Surgery – Depending on the type of cancer you have, surgery may be the first-time treatment. When surgery is used to remove a tumor, the surgeon also removes a small margin of tissue around the tumor to lower the chances of leaving cancer cells behind. In my personal opinion, I believe that margins should be wide enough to ensure that cancers aren’t spreading. And that a pathologist examine the margins before the doctor closes the incision.

Surgery can also help stage the cancer. For example, checking the lymph nodes near the primary tumor can determine if cancer has spread locally.

Radiation and chemotherapy may also be added to the treatment plan after surgery. Sometimes this is an added precaution in case any cancer cells were left behind or have reached the blood or lymph system.

Radiation – Radiation uses high-energy rays to kill cancer cells or slow their growth.
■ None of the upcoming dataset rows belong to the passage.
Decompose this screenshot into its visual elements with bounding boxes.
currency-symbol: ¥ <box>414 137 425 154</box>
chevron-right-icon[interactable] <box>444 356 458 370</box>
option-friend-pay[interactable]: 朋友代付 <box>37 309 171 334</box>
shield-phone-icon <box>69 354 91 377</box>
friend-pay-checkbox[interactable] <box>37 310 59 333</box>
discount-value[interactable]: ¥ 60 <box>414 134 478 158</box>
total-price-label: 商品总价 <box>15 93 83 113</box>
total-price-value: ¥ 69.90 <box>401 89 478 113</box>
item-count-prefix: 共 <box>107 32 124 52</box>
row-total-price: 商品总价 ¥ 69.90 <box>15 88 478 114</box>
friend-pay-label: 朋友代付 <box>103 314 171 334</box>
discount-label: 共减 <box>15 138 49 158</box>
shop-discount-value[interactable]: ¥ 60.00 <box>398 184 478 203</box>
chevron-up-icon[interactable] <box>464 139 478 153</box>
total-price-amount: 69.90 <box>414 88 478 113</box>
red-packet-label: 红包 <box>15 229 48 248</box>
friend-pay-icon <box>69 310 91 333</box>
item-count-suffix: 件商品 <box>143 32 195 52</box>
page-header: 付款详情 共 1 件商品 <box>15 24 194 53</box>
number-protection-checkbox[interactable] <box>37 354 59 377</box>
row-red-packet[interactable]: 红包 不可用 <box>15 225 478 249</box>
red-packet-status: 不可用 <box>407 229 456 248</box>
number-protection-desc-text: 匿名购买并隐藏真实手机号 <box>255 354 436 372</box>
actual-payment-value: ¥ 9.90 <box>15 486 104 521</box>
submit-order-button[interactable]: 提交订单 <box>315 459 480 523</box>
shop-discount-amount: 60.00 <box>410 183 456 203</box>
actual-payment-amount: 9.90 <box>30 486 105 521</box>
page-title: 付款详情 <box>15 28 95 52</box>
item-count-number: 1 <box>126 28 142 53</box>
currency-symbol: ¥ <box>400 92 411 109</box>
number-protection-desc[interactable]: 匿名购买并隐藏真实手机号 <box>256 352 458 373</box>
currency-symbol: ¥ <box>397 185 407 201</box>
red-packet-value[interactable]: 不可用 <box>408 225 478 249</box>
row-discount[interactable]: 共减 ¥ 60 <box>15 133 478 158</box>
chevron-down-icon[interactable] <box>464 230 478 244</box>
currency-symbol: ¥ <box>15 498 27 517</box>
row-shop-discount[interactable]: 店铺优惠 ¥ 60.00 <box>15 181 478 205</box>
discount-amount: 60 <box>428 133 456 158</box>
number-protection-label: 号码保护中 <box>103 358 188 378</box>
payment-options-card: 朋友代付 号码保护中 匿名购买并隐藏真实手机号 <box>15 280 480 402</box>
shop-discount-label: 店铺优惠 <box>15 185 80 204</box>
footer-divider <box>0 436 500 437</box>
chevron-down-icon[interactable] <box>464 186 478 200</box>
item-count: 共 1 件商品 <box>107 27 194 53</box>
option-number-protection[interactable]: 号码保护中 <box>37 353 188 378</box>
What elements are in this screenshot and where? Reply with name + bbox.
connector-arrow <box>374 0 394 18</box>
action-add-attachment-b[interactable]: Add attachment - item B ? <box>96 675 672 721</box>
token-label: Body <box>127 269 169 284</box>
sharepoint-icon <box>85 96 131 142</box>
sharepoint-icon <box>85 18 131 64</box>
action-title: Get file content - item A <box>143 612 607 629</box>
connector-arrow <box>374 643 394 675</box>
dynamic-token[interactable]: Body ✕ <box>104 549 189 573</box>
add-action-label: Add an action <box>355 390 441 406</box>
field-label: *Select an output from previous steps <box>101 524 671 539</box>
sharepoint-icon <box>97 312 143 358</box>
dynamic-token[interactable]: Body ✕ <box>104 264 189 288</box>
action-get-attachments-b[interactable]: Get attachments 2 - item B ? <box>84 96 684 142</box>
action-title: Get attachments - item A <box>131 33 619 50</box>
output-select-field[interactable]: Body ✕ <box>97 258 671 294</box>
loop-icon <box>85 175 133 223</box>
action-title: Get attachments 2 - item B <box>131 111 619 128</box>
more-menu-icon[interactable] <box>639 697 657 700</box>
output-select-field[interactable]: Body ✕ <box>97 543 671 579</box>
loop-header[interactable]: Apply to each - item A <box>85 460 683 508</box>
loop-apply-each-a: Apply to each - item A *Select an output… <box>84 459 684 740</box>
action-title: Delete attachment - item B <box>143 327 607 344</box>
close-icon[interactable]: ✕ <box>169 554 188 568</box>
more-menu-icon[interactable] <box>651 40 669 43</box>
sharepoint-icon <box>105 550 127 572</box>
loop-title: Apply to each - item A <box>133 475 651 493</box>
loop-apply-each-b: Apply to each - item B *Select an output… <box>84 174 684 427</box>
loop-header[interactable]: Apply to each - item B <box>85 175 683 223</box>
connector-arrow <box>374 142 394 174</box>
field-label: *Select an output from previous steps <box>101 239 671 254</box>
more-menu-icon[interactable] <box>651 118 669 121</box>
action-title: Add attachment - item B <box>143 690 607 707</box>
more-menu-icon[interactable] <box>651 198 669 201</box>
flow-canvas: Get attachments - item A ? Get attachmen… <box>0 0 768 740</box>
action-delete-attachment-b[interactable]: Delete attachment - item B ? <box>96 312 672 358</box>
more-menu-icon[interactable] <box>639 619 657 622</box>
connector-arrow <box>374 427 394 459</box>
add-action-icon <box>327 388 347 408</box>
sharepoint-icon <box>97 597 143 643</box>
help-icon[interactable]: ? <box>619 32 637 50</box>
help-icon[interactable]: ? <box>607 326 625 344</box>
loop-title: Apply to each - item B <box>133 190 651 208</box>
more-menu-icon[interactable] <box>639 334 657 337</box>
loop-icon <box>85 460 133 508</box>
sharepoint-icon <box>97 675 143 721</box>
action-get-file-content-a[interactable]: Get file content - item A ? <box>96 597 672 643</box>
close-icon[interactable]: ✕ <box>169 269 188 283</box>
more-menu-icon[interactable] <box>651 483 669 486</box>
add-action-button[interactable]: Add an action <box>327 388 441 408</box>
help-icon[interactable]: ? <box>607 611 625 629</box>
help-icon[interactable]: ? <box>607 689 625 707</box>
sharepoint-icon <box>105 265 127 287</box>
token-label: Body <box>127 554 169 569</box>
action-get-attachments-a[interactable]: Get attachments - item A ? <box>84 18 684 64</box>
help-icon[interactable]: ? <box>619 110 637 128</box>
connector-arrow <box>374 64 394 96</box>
The rays target a specific area of the body where cancer has been found.

Radiation can be used to destroy a tumor or to relieve pain. It can also be used after surgery to target any cancer cells that may have been left behind.

Chemotherapy – Chemotherapy is a systemic treatment. Chemo drugs enter your bloodstream and travel throughout your body to find an destroy rapidly dividing cells.

Chemotherapy is used to kill cancer, slow its growth, and reduce the chances that new tumors will form. It is useful when cancer has spread beyond the primary tumor or if you have a type of cancer for which there are no targeted therapies.

Immunotherapy – Immunotherapies boost the power of your own body to fight cancer. These drugs can strengthen your immune system and help it recognize cancer cells.

Cancer isn’t a single disease. There are many types and many subtypes of this terrible disease. Some are more aggressive than others, but there are many variables that lead to different cancer characteristics. Your oncologist can give you a better understanding of the typical behavior of a certain kind of cancer based in the specifics of your pathology report.